As I said before, Hiromichi follows his quotation of the entire 長恨歌 with extracts from a prose story called the 長恨歌伝, which is placed before the 長恨歌 in many manuscripts of Bai Juyi's poems. It is by 陳鴻, but I don't know much about him. I suppose this prose story was already appearing in manuscripts in the Heian period so that it would have been read there.
As with the Chogonka, I will use Hiromichi's 訓点 to make a kundoku (although I filled in some of the okurigana I think he just left out as understood). Each paragraph represents one extract, so between each paragraph there is some omitted material. Hiromichi's extracts make up about 25-30% of the whole thing -- he seems to cut parts that are in the Chogonka (like the entire episode of the priest visiting Yang Guifei's spirit). I am not aware of any English translation.
During the Kaiyuan era, the whole populace was content and the land was at peace. Xuanzong had reigned for a long time, and he had grown tired of governing. He began to entrust all the matters of state, large and small, to his senior ministers. He shut himself in his inner chambers and held banquets, pleasuring himself with women.
- The Kaiyuan era was from 731-741.
- 旰食宵衣 literally means to eat late and wear clothes into the night; this is used as an image of a hard-working ruler.
He issued an order to Gao Lishi, and searched the other palaces (for women), finding a daughter of Yang Xuanyan of Hongnong who was then in the Shoudi (residence). She had already come of age.
The Emperor was exceedingly pleased.
The next year she was named Guifei. She was treated half as an Empress. Starting from then, she improved her looks and sharpened her diction, and with her lithe seductiveness she won the heart of the Emperor. He loved her more and more.
- "Guifei" was evidently a name for one of four high-ranking consorts under the Empress.
Although the palace included three fujin, nine hin, twenty-seven seifu and eighty-one gyosai, not to mention the palace dancers and singers, none of them could make the Emperor so much as glance at them. But it was not only her exceptional beauty that won the Emperor's heart -- who is able to describe the extent of her skill and diction? Her male relatives were all given high positions and corresponding rank, and her sisters were made fujin, fit to be with the Emperor in his bedroom.
- I discussed these women in the first sentence, although there it was 女御 rather than 御妻.
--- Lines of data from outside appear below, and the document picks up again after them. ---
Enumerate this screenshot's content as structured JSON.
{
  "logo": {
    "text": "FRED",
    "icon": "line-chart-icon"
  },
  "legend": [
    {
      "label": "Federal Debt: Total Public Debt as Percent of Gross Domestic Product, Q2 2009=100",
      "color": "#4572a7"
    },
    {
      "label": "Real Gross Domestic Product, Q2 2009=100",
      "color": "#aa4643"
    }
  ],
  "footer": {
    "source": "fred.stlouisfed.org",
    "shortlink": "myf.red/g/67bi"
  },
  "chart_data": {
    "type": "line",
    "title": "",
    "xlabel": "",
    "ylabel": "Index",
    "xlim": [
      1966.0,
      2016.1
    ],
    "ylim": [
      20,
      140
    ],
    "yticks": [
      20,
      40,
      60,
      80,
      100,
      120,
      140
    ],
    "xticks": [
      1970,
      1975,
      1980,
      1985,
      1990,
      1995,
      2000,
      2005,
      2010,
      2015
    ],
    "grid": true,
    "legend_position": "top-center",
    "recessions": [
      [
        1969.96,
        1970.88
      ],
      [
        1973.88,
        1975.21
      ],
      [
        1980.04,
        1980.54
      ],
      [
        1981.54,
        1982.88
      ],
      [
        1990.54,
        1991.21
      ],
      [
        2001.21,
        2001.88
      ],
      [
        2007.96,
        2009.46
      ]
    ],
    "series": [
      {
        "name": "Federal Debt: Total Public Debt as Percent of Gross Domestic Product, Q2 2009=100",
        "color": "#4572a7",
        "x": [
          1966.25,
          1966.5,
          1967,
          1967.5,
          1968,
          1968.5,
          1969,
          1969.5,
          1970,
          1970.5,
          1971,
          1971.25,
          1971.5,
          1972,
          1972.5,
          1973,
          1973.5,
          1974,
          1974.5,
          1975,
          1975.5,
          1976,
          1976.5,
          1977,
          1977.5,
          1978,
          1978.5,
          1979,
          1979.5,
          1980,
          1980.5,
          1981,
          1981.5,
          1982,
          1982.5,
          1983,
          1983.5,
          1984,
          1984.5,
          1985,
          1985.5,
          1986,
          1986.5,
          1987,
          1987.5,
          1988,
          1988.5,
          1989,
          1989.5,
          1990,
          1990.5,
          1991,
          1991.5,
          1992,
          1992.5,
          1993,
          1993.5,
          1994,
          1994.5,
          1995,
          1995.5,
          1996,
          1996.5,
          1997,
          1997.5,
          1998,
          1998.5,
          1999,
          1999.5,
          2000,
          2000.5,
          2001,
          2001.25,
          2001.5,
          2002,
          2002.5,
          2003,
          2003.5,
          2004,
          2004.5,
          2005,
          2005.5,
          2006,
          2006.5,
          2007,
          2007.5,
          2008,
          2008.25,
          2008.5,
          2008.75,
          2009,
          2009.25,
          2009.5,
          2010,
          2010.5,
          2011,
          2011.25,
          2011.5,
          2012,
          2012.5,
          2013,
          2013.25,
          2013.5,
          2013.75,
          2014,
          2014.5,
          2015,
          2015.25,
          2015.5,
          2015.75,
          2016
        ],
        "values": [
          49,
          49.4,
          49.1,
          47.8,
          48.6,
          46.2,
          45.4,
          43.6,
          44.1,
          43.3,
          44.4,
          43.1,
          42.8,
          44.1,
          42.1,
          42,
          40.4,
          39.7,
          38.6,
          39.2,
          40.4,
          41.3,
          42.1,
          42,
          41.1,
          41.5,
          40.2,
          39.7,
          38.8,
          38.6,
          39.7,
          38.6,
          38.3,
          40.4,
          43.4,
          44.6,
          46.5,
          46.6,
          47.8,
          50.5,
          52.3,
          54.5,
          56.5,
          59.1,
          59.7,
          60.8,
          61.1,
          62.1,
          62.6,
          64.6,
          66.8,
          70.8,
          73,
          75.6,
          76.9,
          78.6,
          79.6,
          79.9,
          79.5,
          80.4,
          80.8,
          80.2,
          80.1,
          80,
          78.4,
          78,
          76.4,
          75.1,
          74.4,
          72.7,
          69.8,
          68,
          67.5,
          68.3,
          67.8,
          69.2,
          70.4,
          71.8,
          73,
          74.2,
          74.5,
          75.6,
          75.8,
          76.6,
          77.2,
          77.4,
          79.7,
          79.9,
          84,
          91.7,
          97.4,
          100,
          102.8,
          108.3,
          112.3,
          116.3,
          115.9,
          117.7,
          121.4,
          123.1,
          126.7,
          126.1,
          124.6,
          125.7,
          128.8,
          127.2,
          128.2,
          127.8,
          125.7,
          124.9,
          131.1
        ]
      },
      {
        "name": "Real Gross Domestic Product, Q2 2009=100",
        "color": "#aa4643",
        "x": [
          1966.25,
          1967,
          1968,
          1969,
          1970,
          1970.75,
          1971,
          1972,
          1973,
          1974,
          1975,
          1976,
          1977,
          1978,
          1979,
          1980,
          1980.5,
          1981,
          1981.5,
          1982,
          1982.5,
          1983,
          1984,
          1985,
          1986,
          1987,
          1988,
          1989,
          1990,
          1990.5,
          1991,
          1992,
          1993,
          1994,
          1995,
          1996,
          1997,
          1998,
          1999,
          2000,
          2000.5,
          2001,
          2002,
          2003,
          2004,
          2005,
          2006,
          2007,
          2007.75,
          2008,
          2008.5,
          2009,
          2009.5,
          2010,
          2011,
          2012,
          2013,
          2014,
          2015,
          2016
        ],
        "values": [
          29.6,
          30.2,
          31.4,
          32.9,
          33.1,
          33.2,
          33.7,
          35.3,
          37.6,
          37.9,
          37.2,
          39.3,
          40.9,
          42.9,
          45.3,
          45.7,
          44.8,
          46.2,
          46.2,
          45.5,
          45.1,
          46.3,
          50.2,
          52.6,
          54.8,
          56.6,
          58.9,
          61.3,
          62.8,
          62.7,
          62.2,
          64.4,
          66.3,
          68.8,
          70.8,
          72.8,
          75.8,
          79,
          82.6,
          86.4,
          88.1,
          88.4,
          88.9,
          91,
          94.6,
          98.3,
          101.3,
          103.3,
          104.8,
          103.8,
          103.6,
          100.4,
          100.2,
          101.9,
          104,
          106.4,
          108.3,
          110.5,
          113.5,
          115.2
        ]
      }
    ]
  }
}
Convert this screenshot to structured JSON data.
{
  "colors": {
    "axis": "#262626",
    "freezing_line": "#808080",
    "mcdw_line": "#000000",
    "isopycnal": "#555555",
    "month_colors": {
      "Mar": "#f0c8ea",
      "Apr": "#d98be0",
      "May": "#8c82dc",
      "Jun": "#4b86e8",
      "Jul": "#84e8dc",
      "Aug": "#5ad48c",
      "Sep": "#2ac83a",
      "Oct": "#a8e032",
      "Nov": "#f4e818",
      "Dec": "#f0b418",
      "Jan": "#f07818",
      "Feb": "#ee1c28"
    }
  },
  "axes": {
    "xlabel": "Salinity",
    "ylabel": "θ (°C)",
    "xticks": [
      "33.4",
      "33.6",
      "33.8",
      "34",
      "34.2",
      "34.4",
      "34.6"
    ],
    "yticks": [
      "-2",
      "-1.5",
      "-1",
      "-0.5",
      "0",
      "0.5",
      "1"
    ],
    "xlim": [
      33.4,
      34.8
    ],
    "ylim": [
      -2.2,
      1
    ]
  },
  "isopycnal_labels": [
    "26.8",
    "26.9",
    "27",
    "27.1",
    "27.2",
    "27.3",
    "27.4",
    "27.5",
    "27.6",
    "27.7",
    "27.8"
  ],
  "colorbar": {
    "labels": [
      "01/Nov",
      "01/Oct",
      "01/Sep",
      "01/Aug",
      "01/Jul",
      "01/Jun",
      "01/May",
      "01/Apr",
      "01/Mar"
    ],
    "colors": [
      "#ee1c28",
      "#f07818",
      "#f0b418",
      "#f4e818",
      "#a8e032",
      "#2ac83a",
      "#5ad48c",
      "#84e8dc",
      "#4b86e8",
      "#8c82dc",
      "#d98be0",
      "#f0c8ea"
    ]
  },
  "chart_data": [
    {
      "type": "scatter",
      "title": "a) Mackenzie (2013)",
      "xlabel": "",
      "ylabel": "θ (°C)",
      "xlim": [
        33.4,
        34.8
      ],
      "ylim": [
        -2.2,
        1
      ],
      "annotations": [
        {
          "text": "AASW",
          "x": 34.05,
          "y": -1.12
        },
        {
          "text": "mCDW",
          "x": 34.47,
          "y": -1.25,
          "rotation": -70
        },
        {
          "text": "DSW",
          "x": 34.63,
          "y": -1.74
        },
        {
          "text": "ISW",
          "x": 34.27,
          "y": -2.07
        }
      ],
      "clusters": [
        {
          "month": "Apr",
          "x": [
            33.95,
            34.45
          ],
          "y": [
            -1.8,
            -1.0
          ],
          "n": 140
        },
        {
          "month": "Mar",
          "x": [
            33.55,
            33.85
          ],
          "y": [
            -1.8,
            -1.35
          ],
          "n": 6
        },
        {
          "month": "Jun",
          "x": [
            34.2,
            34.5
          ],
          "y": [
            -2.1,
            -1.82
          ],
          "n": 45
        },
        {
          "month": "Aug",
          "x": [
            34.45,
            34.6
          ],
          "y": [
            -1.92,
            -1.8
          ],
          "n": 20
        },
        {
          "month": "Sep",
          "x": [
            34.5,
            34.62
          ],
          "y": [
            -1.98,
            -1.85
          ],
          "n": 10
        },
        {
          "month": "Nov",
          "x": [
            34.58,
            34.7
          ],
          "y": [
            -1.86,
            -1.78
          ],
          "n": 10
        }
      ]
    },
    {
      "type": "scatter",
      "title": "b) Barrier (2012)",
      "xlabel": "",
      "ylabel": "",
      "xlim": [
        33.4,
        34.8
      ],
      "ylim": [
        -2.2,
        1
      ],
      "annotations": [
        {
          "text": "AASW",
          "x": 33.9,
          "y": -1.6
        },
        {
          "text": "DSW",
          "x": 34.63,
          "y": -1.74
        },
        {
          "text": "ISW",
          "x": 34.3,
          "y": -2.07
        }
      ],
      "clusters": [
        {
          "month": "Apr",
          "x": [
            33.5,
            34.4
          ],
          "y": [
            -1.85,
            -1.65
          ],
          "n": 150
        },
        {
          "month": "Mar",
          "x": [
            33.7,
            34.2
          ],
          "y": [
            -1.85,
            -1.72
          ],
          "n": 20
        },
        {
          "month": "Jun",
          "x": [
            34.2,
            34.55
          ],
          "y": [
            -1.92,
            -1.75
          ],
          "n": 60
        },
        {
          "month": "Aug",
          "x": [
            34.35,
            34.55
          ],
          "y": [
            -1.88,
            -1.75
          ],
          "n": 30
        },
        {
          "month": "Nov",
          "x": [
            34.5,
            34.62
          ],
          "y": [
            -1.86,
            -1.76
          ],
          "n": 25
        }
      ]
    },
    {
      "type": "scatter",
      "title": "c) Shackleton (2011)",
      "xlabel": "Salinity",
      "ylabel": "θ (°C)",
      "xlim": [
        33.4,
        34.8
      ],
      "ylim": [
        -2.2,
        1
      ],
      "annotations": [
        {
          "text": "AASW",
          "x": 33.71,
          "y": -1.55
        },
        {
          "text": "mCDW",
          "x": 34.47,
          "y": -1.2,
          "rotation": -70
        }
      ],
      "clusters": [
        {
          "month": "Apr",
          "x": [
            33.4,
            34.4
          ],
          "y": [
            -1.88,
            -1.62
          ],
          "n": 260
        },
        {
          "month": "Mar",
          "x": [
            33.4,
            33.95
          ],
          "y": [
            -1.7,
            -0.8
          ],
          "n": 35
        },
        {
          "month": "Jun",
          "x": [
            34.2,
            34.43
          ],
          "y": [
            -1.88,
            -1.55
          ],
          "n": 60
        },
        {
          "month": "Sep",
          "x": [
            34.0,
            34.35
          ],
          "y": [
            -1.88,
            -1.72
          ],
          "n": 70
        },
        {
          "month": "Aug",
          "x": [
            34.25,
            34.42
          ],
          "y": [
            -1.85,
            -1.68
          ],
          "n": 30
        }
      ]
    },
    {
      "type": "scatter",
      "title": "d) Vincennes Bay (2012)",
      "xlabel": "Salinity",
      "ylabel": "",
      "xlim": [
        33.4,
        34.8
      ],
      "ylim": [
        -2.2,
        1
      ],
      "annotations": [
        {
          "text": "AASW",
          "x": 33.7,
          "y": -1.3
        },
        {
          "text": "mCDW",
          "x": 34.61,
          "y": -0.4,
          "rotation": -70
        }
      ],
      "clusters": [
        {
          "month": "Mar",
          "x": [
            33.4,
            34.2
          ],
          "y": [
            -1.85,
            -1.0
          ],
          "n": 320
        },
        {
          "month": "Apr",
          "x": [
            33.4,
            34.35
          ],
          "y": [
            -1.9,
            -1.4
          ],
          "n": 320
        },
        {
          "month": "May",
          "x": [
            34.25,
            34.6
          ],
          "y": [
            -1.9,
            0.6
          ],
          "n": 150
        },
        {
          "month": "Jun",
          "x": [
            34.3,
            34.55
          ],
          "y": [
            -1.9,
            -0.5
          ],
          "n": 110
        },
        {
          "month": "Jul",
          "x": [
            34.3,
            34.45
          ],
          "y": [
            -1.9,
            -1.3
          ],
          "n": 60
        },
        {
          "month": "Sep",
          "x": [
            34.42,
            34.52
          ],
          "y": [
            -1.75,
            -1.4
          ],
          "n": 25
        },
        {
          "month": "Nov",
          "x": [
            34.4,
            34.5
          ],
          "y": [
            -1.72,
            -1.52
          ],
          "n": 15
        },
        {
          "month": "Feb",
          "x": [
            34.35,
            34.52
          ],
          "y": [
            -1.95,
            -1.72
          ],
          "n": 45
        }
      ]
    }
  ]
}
When they went in and out of the palace gates, no one even asked their names, and the officials could only avert their eyes.
At the end of the Tianbao period (742-756), Guifei's brother Guozhong took the Chancellor's office by force, and misused his political power. An Lushan took troops from the palace, intent on defeating Guozhong. They overcame the Tong barrier pass, and the Imperial flag moved south. The Emperor set out on the Xianyang road and stopped at Mawei station. The Imperial forces fell prostrate before the Emperor's horse, begging him to defeat Yang Guozhong. Guozhong, arrayed in humble clothing, was killed on the road. However, the officials were still not pleased. The Emperor asked them why, and someone told him that he would have to appease the anger of Heaven by having Yang Guifei killed. The Emperor saw that he could not avoid this, but he couldn't stand to watch her death. He covered his face with his sleeves as she was hauled away. She struggled but was strangled to death with a cord. Xuanzong then moved to Chengdu, and his son Suzong was made Emperor at Lingwu. The next year, An Lushan was defeated and they returned to the capital. Xuanzong was named Retired Emperor, and the south palace was prepared for him, but he went to the Western palace instead.
- This section is a little hard to follow because the account of the rebellion is very compressed and selective.
Around that there was a Daoist priest who came from Shu. When he found out about the Emperor's grief for Yang Guifei, he told the Emperor himself that he knew the arts of Li Shaojun. Xuanzong was very happy, and charged the priest to go find her spirit. The priest immediately used his art to search for her, but he couldn't find her. He used heavenly powers to go to the heavens and the realm of the dead, but though he searched for her, he could not find her.
- Li Shaojun was a Daoist priest during the Han era; the SKT notes say that this is probably meant to evoke Emperor Han's grief for Li Fujin but the reference is wrong.
The priest returned, and Xuanzong was crushed. He was unhappy, and in the fourth month of that year he went to the Southern palace.
- The den does have the story of the priest finding Guifei's spirit and receiving the mementos, but Hiromichi cuts it entirely. The extracts here give the impression that the priest just immediately goes back to the Emperor having failed.
So that's the Chogonka-den, and I'm finally done with these stupid things. Next I can return to the actual Genji. I'm hoping to do updates about twice a week, probably more like every 4-5 days.